Kanye's art has long been introspective, whether on the 9-minute long "Runaway" or the tear-jerking "Hey Mama," but when the self that he is pulling from his now filled with hatred for an ethnic group, one of the most persecuted ones in history, at that, is its existence even morally justifiable? For quite some time, Kanye's fans could hide under the fact that the man's support of Donald Trump or overt sexism didn't appear in his music (that second one I disagree with regardless, have you heard "Famous"?), but they no longer have that proverbial shelter from shame.


Kanye may at one point have made innovative, groundbreaking music, but that era has long since passed, and his fans who still support him are either hanging on to the vestiges of that bygone time or are so deluded that they simply don't care about his deplorable commentary on Jewish people.
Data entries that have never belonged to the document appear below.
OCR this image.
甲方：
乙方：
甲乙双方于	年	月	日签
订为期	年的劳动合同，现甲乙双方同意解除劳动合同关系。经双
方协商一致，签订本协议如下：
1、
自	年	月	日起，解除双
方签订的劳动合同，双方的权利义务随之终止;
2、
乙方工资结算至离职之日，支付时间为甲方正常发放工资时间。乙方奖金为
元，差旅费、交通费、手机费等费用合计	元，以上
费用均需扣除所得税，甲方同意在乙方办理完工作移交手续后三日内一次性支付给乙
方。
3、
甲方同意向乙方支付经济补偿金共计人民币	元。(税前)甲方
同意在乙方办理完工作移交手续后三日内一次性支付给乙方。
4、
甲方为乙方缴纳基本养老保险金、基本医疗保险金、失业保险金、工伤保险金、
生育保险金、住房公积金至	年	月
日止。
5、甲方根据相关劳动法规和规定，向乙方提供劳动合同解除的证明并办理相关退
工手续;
Worse, there are certainly those among his fanbase who fall into neither of those categories, who flat-out agree with his recent tirades.


For those of you who have read this far into an article containing a tangent about a 17th century Italian painter, my point is this: the "separate the art from the artist" argument fails to hold weight when the art is entirely indistinguishable from the artist, and Kanye has long since passed that line. I suppose I can't go into Spotify itself to force all of you to never listen to him again, but take pause to consider that you are directly funding a man who expresses views reprehensible enough for him to go to jail in 18 different countries.